— Папа, ты о Зинаиде говоришь? — спросил Дмитрий.
— Именно о ней. Проспать многое может человек. Да только он и проснуться может и вдруг увидеть новую красоту, потянется к ней, и, если уж ему трудно станет дотащиться, — страдать он будет, да еще как.
— Папа, ты хочешь сказать, что Зина уже другая, она понимает новую жизнь, она придет к ней?
— Могу это предполагать.
— Значит, я будто из новой жизни ей телеграмму дал сегодня?
— Ты телеграмму, а мы, значит, письмо послали, чтобы ехала сюда.
— Ну хорошо, она приедет, а дальше как… Чувство не воскресишь?
— Это в смысле любви? Если вы каждый свою вину перед другим сердцем осознали, значит, и чувство есть, не угасло. Теперь-то уж я тебе все сказал. Можно и пообедать.
На следующий день Зинаида Федоровна прислала телеграмму, в которой сообщала, что ждет подробного письма.
Александр Николаевич, пробыв на крейсере у Дмитрия, заторопился домой, да приболел и прожил в Славянском Порту еще пять дней.
После его отъезда Варвара Константиновна оставалась править домом Дмитрия.
Все три дня сборов Вика была в злорадно-упрямом настроении. Словно она уезжала в совхоз к Артему кому-то назло и кому-то мстила этим. Она даже телеграмму не дала Артему и запретила сделать это кому-либо.

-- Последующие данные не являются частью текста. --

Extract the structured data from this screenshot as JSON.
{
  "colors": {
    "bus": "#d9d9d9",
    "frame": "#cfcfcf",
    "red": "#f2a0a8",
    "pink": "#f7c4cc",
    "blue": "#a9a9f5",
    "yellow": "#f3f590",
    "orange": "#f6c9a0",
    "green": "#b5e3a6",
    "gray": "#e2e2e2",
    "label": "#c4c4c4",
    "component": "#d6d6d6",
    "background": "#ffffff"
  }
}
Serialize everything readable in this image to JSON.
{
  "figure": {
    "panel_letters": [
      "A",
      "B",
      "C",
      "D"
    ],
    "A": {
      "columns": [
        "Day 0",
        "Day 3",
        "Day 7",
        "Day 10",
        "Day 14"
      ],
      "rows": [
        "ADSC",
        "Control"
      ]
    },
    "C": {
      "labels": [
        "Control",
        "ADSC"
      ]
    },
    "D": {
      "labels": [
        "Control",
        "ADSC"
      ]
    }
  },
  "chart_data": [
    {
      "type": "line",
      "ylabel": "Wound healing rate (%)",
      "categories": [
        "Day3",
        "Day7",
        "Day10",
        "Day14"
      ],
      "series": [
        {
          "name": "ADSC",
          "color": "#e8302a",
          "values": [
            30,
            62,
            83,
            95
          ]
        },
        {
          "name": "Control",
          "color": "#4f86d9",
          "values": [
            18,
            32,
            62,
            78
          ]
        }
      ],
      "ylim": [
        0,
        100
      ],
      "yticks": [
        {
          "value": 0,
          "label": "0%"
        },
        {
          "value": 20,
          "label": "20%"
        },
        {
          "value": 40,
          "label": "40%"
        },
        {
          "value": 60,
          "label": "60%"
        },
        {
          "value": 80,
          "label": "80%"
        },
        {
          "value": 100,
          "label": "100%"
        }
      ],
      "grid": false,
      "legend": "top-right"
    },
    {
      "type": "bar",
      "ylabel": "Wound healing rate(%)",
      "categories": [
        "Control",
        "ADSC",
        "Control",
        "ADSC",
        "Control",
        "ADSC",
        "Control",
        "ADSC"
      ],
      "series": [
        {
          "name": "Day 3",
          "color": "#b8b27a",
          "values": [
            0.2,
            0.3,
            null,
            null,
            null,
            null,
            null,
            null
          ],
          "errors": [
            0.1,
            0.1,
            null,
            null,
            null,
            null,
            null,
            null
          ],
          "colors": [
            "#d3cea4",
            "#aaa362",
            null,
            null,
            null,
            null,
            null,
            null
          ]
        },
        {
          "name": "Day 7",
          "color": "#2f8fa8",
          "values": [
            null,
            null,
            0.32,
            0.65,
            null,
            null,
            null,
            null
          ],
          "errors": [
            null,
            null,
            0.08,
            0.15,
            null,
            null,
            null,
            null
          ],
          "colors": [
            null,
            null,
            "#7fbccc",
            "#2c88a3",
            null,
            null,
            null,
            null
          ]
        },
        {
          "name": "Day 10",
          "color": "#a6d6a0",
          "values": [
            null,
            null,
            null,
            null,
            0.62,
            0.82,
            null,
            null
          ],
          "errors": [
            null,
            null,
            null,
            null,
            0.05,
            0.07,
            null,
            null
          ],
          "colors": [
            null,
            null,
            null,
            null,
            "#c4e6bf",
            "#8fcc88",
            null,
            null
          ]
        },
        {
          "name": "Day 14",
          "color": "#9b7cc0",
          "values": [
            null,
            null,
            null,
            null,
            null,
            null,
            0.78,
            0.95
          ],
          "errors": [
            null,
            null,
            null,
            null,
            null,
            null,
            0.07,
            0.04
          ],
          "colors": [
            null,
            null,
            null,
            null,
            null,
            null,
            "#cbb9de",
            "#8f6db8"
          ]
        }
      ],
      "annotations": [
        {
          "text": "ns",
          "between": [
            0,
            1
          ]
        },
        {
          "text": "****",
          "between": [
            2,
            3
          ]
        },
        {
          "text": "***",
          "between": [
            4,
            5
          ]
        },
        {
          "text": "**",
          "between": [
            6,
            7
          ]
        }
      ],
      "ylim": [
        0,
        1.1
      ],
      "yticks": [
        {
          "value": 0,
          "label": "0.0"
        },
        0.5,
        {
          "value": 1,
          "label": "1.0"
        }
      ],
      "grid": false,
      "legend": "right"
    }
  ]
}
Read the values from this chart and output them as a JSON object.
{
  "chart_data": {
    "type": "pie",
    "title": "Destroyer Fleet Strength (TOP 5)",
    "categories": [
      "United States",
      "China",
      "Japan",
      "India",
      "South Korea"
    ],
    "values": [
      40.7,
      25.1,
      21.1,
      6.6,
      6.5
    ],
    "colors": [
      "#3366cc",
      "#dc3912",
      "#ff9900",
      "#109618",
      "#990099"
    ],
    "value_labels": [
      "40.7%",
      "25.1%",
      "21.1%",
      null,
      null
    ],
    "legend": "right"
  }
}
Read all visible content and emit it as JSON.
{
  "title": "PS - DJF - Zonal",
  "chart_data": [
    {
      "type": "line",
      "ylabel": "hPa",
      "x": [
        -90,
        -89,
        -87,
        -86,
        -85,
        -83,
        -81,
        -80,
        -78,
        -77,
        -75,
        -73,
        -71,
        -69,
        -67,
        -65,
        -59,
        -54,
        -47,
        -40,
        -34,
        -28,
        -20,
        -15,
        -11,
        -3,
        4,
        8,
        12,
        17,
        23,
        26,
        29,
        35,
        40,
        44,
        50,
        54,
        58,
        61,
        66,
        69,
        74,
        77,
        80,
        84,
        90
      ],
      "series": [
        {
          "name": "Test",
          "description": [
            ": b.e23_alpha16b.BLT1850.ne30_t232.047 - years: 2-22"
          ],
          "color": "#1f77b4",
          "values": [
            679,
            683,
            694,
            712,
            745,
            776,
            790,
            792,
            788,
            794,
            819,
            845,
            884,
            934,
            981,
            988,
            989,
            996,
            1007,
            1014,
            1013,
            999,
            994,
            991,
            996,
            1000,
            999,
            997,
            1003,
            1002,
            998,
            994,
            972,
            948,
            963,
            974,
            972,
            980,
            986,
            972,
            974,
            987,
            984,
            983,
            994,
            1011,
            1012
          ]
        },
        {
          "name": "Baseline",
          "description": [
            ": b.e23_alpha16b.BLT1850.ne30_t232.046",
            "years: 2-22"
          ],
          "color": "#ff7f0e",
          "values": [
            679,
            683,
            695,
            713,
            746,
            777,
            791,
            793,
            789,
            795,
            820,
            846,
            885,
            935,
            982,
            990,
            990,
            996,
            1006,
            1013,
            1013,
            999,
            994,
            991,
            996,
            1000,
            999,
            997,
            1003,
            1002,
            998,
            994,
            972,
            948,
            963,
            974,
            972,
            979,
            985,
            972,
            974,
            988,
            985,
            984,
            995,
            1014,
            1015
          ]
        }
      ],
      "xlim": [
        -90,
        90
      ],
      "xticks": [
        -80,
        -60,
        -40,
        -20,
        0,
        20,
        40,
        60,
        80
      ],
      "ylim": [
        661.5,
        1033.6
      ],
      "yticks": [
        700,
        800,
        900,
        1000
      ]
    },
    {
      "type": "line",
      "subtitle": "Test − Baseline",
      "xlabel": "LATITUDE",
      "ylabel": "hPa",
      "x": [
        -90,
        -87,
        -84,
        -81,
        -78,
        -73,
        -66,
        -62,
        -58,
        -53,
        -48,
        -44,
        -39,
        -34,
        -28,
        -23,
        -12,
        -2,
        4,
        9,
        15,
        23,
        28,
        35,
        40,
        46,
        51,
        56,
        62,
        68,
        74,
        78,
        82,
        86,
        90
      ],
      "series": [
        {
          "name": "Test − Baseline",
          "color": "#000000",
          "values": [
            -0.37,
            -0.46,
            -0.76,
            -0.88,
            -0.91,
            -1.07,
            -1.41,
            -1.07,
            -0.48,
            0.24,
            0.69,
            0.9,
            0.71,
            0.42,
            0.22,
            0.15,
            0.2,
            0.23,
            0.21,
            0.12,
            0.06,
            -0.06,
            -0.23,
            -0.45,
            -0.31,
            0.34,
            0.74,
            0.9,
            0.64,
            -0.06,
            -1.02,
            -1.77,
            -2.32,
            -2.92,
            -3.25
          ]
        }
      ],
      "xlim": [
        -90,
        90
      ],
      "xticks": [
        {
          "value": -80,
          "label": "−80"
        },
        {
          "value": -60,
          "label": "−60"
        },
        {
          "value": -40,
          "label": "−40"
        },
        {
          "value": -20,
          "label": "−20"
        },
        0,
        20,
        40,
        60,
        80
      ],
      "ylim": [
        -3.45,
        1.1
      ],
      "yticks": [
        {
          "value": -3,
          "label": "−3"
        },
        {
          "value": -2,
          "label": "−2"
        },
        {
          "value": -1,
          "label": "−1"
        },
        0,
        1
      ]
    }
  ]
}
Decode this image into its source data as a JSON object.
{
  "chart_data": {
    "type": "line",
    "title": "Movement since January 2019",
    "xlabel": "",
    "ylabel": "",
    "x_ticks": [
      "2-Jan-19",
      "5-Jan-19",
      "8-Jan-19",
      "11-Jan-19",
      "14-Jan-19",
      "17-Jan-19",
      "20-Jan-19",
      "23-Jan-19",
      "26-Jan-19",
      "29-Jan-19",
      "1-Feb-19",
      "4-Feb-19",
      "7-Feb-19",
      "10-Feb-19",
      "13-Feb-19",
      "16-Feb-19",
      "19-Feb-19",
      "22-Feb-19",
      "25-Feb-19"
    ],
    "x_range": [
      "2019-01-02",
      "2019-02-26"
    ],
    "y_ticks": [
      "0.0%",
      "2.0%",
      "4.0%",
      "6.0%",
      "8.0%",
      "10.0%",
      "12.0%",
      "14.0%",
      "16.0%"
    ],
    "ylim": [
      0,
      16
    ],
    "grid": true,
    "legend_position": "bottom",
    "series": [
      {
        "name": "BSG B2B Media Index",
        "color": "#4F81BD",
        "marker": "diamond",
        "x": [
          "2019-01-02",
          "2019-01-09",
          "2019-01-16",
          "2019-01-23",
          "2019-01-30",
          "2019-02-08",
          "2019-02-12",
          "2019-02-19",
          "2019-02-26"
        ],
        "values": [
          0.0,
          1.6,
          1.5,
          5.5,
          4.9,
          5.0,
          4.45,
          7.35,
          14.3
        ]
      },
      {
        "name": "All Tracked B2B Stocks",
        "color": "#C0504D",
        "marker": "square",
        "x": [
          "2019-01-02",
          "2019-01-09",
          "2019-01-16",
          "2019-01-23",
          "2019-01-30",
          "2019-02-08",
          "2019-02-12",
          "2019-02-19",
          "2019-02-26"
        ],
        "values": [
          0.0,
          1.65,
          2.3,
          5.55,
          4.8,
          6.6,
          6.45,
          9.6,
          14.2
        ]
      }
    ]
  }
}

Анатолий слыхивал, что беременные женщины делаются капризными и своенравно-неразумными. Наверно, этим объясняла затею Вики и Марина, если не попыталась ее отговаривать. Она даже помогла Анатолию загодя перевести на вокзал и сдать в камеру хранения чемоданы и узлы.
В вагон Вика и Анатолий погрузились с помощью нанятого носильщика. Ехали в тесноте и духоте. Много горожан уже направлялось в Заволжье на уборку урожая. Вика провела всю ночь на чемодане в тамбуре, в вагоне находиться она просто никак не могла. Анатолий тоже не уснул. Выйти в тамбур к Вике Тольян не мог: надо было караулить вещи. Ночь была трудной для парня, и мирился он с новым своим приключением, лишь сознавая, что он единственный мужчина в семье, который мог сопровождать ее в этой поездке. Но, когда после выгрузки на маленькой степной станции он по очереди «перекантовал» чемоданы и узлы на выгон перед станционным зданием и когда оказалось, что все автомашины, собравшиеся к поезду, укатили, забрав сколько могли пассажиров, Тольян назвал про себя Вику капризной эгоисткой. Подай она телеграмму — и для Артема ничего не стоило бы встретить их.
Оставшиеся после разъезда автомашин люди разошлись искать оказии к хлебоприемному пункту, к железнодорожному переезду и еще куда-то. Оставив багаж и вверившуюся его заботам Вику, Анатолий побрел к деревянным зерноскладам по пыльному выгону, бедно поросшему проволочно жесткой полынью.
Из колхозов и совхозов возили рожь и ячмень. У лаборатории и весов пункта не таяла небольшая очередь груженных зерном автомашин, но все они были не попутные.
Анатолию оставалось терпеливо ждать. Сначала ему было любопытно наблюдать, как работают девчата-лаборантки, одетые в белые халаты. Они встречали грузовики, вооружившись похожими на копья инструментами. Едва машина останавливалась у помоста, как девчата прыгали в нее и брали своими «копьями» пробы зерна, а потом определяли его качество непонятными Анатолию приборами. Лаборатория стояла на помосте, на двери ее была надпись: «Посторонним вход строго воспрещен», и узнать, что же это за приборы, Тольяну не удалось. После лаборатории машины проезжали на весы и с них укатывали за ворота складского двора.
Солнце уже обливало зноем весь хлебоприемный пункт с его деревянными строениями. Пыль, поднятая грузовиками, не оседала на землю, и не задувал и малейший ветерок. Анатолий лег на голую землю в тени от крыши над весами. Старик-весовщик, которому он рассказал о томящейся на станции беременной Вике, обещал посодействовать, в случае если придет машина из совхоза. Фыркая, чтобы отогнать липших к его губам и глазам мух, изнывая от зноя всем телом, Тольян уже совсем не мог простить Вике ее упрямства, из-за которого их не встречал Артем.
Часа два провел Анатолий в изнурительном полусне, пока его не поднял крик весовщика:
— Твоя, парень!
Анатолий подбежал к будке весов, разминая ладонями свое онемевшее лицо.
— Теперь жди, пока сгрузится, — сказал старик.
Но, когда шофер нужной машины сдал зерно и въехал на весы, чтобы взвесить пустую машину, сговориться с ним оказалось нелегко. Делать заезд на центральную усадьбу совхоза ему было совсем не с руки.